Measured on the same machine (v0.8.0 → v0.9.0):

  • rag ask retrieval stage: removes ~2.8s/query of redundant CPU (dedup now reuses the vectors already returned by the store instead of re-embedding all 30 candidates)
  • No-op rag ingest: 1898ms → 248ms (7.7×) — mtime+size fast-path (manifest v2, auto-migrating), and a no-op ingest no longer loads the embedding model or opens the store at all. rag watch benefits on every save.
  • rag status: 1935ms → 1045ms — lazy component construction; status never loads the two ML models.
  • CLI import: 0.387s → 0.152s; rag --help: 522ms → 296ms — the Claude Agent SDK (full MCP stack) now imports only on first LLM use.

Streaming: the web UI / session SSE path now streams true incremental token deltas (previously it delivered the whole answer as one chunk — and the Claude backend never token-streamed at all). SSE responses add :ok flush + Cache-Control: no-cache + X-Accel-Buffering: no (proxy-safe) and newline-safe framing.

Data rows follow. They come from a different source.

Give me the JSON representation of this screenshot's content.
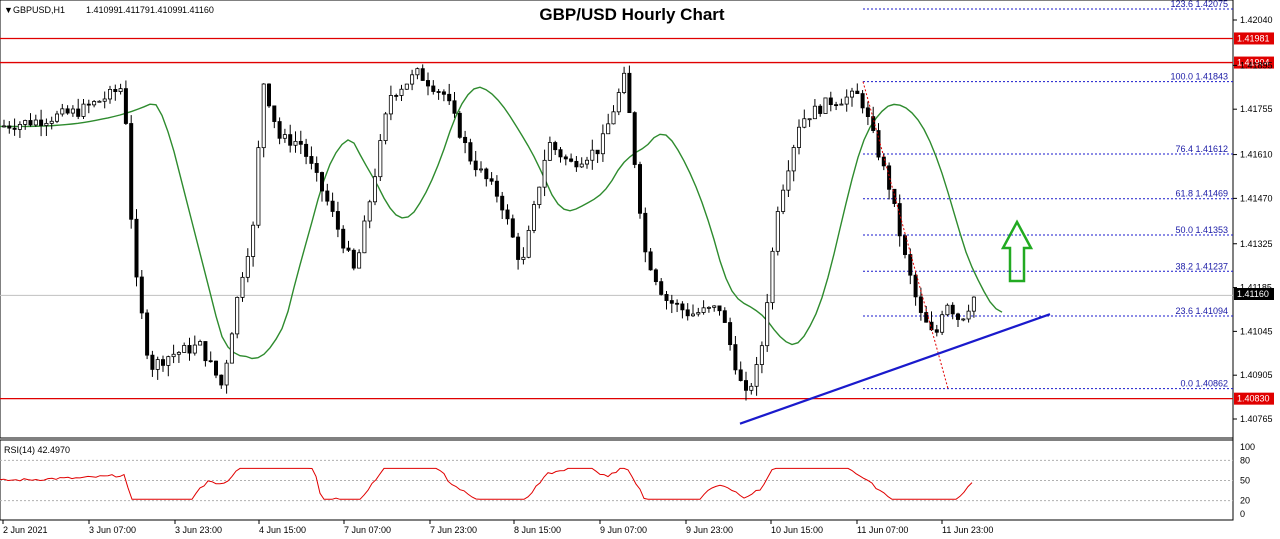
{
  "chart_data": [
    {
      "type": "candlestick",
      "symbol": "GBPUSD,H1",
      "title": "GBP/USD Hourly Chart",
      "ohlc": [
        "1.41099",
        "1.41179",
        "1.41099",
        "1.41160"
      ],
      "last_price": "1.41160",
      "y_range": [
        1.4071,
        1.4213
      ],
      "y_ticks": [
        "1.42040",
        "1.41895",
        "1.41755",
        "1.41610",
        "1.41470",
        "1.41325",
        "1.41185",
        "1.41045",
        "1.40905",
        "1.40765"
      ],
      "x_labels": [
        "2 Jun 2021",
        "3 Jun 07:00",
        "3 Jun 23:00",
        "4 Jun 15:00",
        "7 Jun 07:00",
        "7 Jun 23:00",
        "8 Jun 15:00",
        "9 Jun 07:00",
        "9 Jun 23:00",
        "10 Jun 15:00",
        "11 Jun 07:00",
        "11 Jun 23:00"
      ],
      "resistance_levels": [
        {
          "value": 1.41981,
          "label": "1.41981"
        },
        {
          "value": 1.41904,
          "label": "1.41904"
        }
      ],
      "support_levels": [
        {
          "value": 1.4083,
          "label": "1.40830"
        }
      ],
      "fib_levels": [
        {
          "label": "123.6 1.42075",
          "value": 1.42075
        },
        {
          "label": "100.0 1.41843",
          "value": 1.41843
        },
        {
          "label": "76.4 1.41612",
          "value": 1.41612
        },
        {
          "label": "61.8 1.41469",
          "value": 1.41469
        },
        {
          "label": "50.0 1.41353",
          "value": 1.41353
        },
        {
          "label": "38.2 1.41237",
          "value": 1.41237
        },
        {
          "label": "23.6 1.41094",
          "value": 1.41094
        },
        {
          "label": "0.0 1.40862",
          "value": 1.40862
        }
      ],
      "trendline": {
        "from": {
          "x": "9 Jun 23:00",
          "y": 1.4075
        },
        "to": {
          "x": "12 Jun",
          "y": 1.411
        },
        "color": "#1a1acc"
      },
      "moving_average_color": "#2e8b2e",
      "candle_up_color": "#ffffff",
      "candle_down_color": "#000000",
      "level_color": "#e00000",
      "fib_color": "#1a1acc",
      "arrow_color": "#22aa22"
    },
    {
      "type": "line",
      "indicator": "RSI(14) 42.4970",
      "value": 42.497,
      "y_range": [
        0,
        100
      ],
      "y_ticks": [
        "100",
        "80",
        "50",
        "20",
        "0"
      ],
      "levels": [
        80,
        50,
        20
      ],
      "line_color": "#e00000"
    }
  ]
}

LLM efficiency: setting_sources=[] (your CLAUDE.md / settings no longer leak into every call), the SDK's per-call claude -v subprocess spawn is skipped, max_turns=1; parallel GraphRAG extraction (retrieval.graph_concurrency, default 8); LLM-judge does 1 call per row instead of 2; optional transform-output caching; the answer-cache lock no longer serializes concurrent generation.

Server/multi-tenant: per-tenant instances now share the embedding + reranker models (thread-safe; ~0.8s + one model-copy of RAM saved per tenant). Embed cache moved from whole-file JSON to SQLite (auto-migrates; a 50k-vector cache was 193MB JSON rewritten in full per batch).

Ingest: atomic manifest writes, batched source deletes (~170× on bulk changes), connector ingests are now incremental (hash-diff + scoped pruning), optimize/ANN skipped on no-op runs.

No API changes; caches remain opt-in; claude-agent-sdk>=0.2 floor. Default single-user local behavior unchanged.